I have a field called Key-String in which I only need digits 5, 6, 7 and 8th from the right. The field will contain various different numbers of digits but I will always need only the 5th, 6th, 7th and 8th digits from the right. So for this example, I only want to see 3535. Here's a sample string:
E00062904MGRCHGSTAT0000035350001. Could someone please help me with the formula? Thanks so much!

 

[Madawc]

For Crystal 8.5, one can use

mid({Key-String}, 24, 4)

This should also work in higher version, but not if the string itself is variable. If it is, try a pair of formulae:

Right({Key-String}, 8)
   
Left(@Right-key, 4)

Madawc Williams (East Anglia)

 

[lbass]

Or, try the following which allows for different lengths, as long as the characters of interest are always the four digits starting from the 8th position from the right:

strreverse(mid(strreverse({table.key-string}),5,4))

-LB

 

[synapsevampire]

Or:

Mid({table.field},len(trim({table.field}))-5)

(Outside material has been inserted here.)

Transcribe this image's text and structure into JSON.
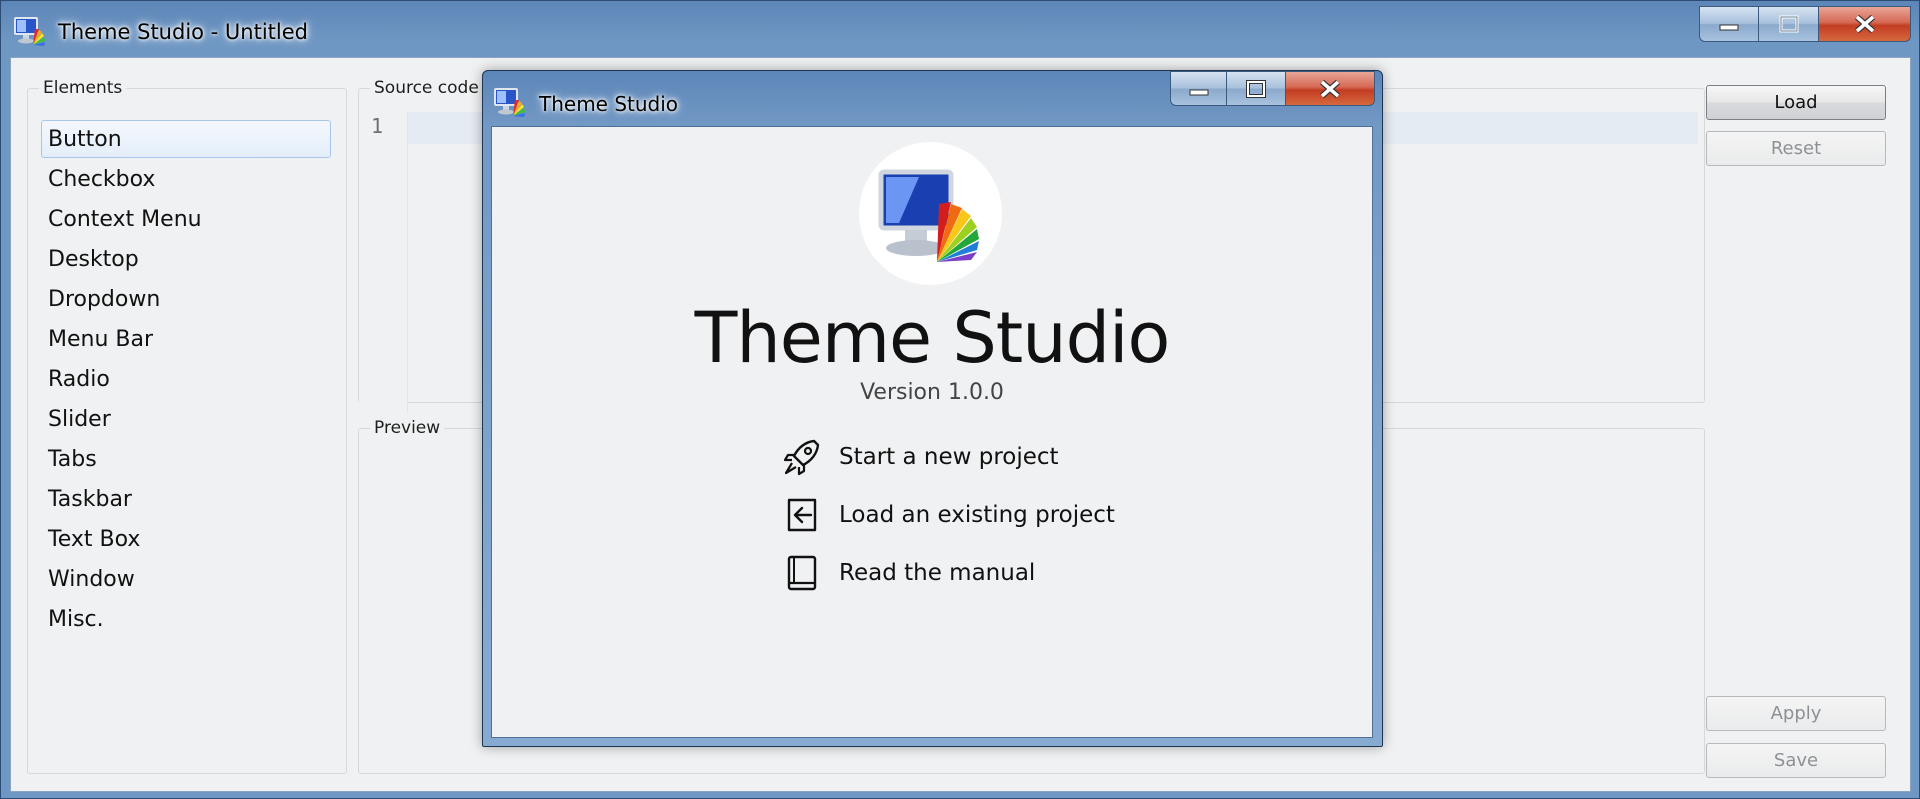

This will also allow for padded fields, so if there are spaces it will still work.

-k

 

[lbass]

SV,

I think you mean:

Mid({table.field},len(trim({table.field}))-7,4)

-LB

 

[synapsevampire]

Ahhh, right you are, LB, I should have read it more closely, too busy these days, thanks.

-k

 

[NewToThis2]

Thanks so much everyone. I tried them all. The only one I could get to work was this one:
strreverse(mid(strreverse({table.key-string}),5,4))

A couple of the others brought back this message:
Start position is less than 1 or not an integer.

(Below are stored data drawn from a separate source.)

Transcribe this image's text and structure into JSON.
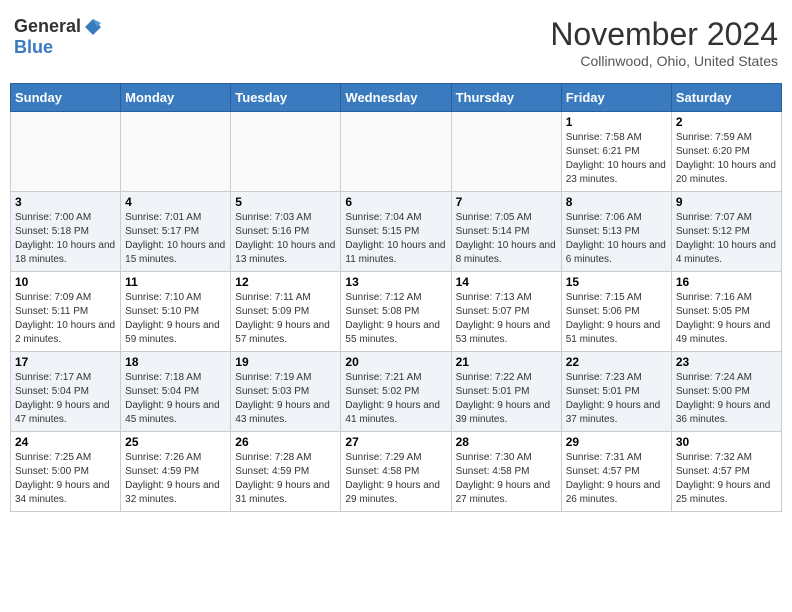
{
  "logo": {
    "general": "General",
    "blue": "Blue"
  },
  "title": "November 2024",
  "location": "Collinwood, Ohio, United States",
  "days_of_week": [
    "Sunday",
    "Monday",
    "Tuesday",
    "Wednesday",
    "Thursday",
    "Friday",
    "Saturday"
  ],
  "weeks": [
    [
      {
        "day": "",
        "info": ""
      },
      {
        "day": "",
        "info": ""
      },
      {
        "day": "",
        "info": ""
      },
      {
        "day": "",
        "info": ""
      },
      {
        "day": "",
        "info": ""
      },
      {
        "day": "1",
        "info": "Sunrise: 7:58 AM\nSunset: 6:21 PM\nDaylight: 10 hours and 23 minutes."
      },
      {
        "day": "2",
        "info": "Sunrise: 7:59 AM\nSunset: 6:20 PM\nDaylight: 10 hours and 20 minutes."
      }
    ],
    [
      {
        "day": "3",
        "info": "Sunrise: 7:00 AM\nSunset: 5:18 PM\nDaylight: 10 hours and 18 minutes."
      },
      {
        "day": "4",
        "info": "Sunrise: 7:01 AM\nSunset: 5:17 PM\nDaylight: 10 hours and 15 minutes."
      },
      {
        "day": "5",
        "info": "Sunrise: 7:03 AM\nSunset: 5:16 PM\nDaylight: 10 hours and 13 minutes."
      },
      {
        "day": "6",
        "info": "Sunrise: 7:04 AM\nSunset: 5:15 PM\nDaylight: 10 hours and 11 minutes."
      },
      {
        "day": "7",
        "info": "Sunrise: 7:05 AM\nSunset: 5:14 PM\nDaylight: 10 hours and 8 minutes."
      },
      {
        "day": "8",
        "info": "Sunrise: 7:06 AM\nSunset: 5:13 PM\nDaylight: 10 hours and 6 minutes."
      },
      {
        "day": "9",
        "info": "Sunrise: 7:07 AM\nSunset: 5:12 PM\nDaylight: 10 hours and 4 minutes."
      }
    ],
    [
      {
        "day": "10",
        "info": "Sunrise: 7:09 AM\nSunset: 5:11 PM\nDaylight: 10 hours and 2 minutes."
      },
      {
        "day": "11",
        "info": "Sunrise: 7:10 AM\nSunset: 5:10 PM\nDaylight: 9 hours and 59 minutes."
      },
      {
        "day": "12",
        "info": "Sunrise: 7:11 AM\nSunset: 5:09 PM\nDaylight: 9 hours and 57 minutes."
      },
      {
        "day": "13",
        "info": "Sunrise: 7:12 AM\nSunset: 5:08 PM\nDaylight: 9 hours and 55 minutes."
      },
      {
        "day": "14",
        "info": "Sunrise: 7:13 AM\nSunset: 5:07 PM\nDaylight: 9 hours and 53 minutes."
      },
      {
        "day": "15",
        "info": "Sunrise: 7:15 AM\nSunset: 5:06 PM\nDaylight: 9 hours and 51 minutes."
      },
      {
        "day": "16",
        "info": "Sunrise: 7:16 AM\nSunset: 5:05 PM\nDaylight: 9 hours and 49 minutes."
      }
    ],
    [
      {
        "day": "17",
        "info": "Sunrise: 7:17 AM\nSunset: 5:04 PM\nDaylight: 9 hours and 47 minutes."
      },
      {
        "day": "18",
        "info": "Sunrise: 7:18 AM\nSunset: 5:04 PM\nDaylight: 9 hours and 45 minutes."
      },
      {
        "day": "19",
        "info": "Sunrise: 7:19 AM\nSunset: 5:03 PM\nDaylight: 9 hours and 43 minutes."
      },
      {
        "day": "20",
        "info": "Sunrise: 7:21 AM\nSunset: 5:02 PM\nDaylight: 9 hours and 41 minutes."
      },
      {
        "day": "21",
        "info": "Sunrise: 7:22 AM\nSunset: 5:01 PM\nDaylight: 9 hours and 39 minutes."
      },
      {
        "day": "22",
        "info": "Sunrise: 7:23 AM\nSunset: 5:01 PM\nDaylight: 9 hours and 37 minutes."
      },
      {
        "day": "23",
        "info": "Sunrise: 7:24 AM\nSunset: 5:00 PM\nDaylight: 9 hours and 36 minutes."
      }
    ],
    [
      {
        "day": "24",
        "info": "Sunrise: 7:25 AM\nSunset: 5:00 PM\nDaylight: 9 hours and 34 minutes."
      },
      {
        "day": "25",
        "info": "Sunrise: 7:26 AM\nSunset: 4:59 PM\nDaylight: 9 hours and 32 minutes."
      },
      {
        "day": "26",
        "info": "Sunrise: 7:28 AM\nSunset: 4:59 PM\nDaylight: 9 hours and 31 minutes."
      },
      {
        "day": "27",
        "info": "Sunrise: 7:29 AM\nSunset: 4:58 PM\nDaylight: 9 hours and 29 minutes."
      },
      {
        "day": "28",
        "info": "Sunrise: 7:30 AM\nSunset: 4:58 PM\nDaylight: 9 hours and 27 minutes."
      },
      {
        "day": "29",
        "info": "Sunrise: 7:31 AM\nSunset: 4:57 PM\nDaylight: 9 hours and 26 minutes."
      },
      {
        "day": "30",
        "info": "Sunrise: 7:32 AM\nSunset: 4:57 PM\nDaylight: 9 hours and 25 minutes."
      }
    ]
  ]
}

Thanks again everyone - I got what I needed as I always do whenever I ask a question in this forum. Thanks so much to all of you experts out there who are so willing to help.

 

[mbarron]

I know it's 5 days later, but another option:

left(right({Key-string},8),4)

It's a single formula version of Madawc's second suggestion.

Mike

 

[NewToThis2]

Thanks so much mbarron. It worked like a charm!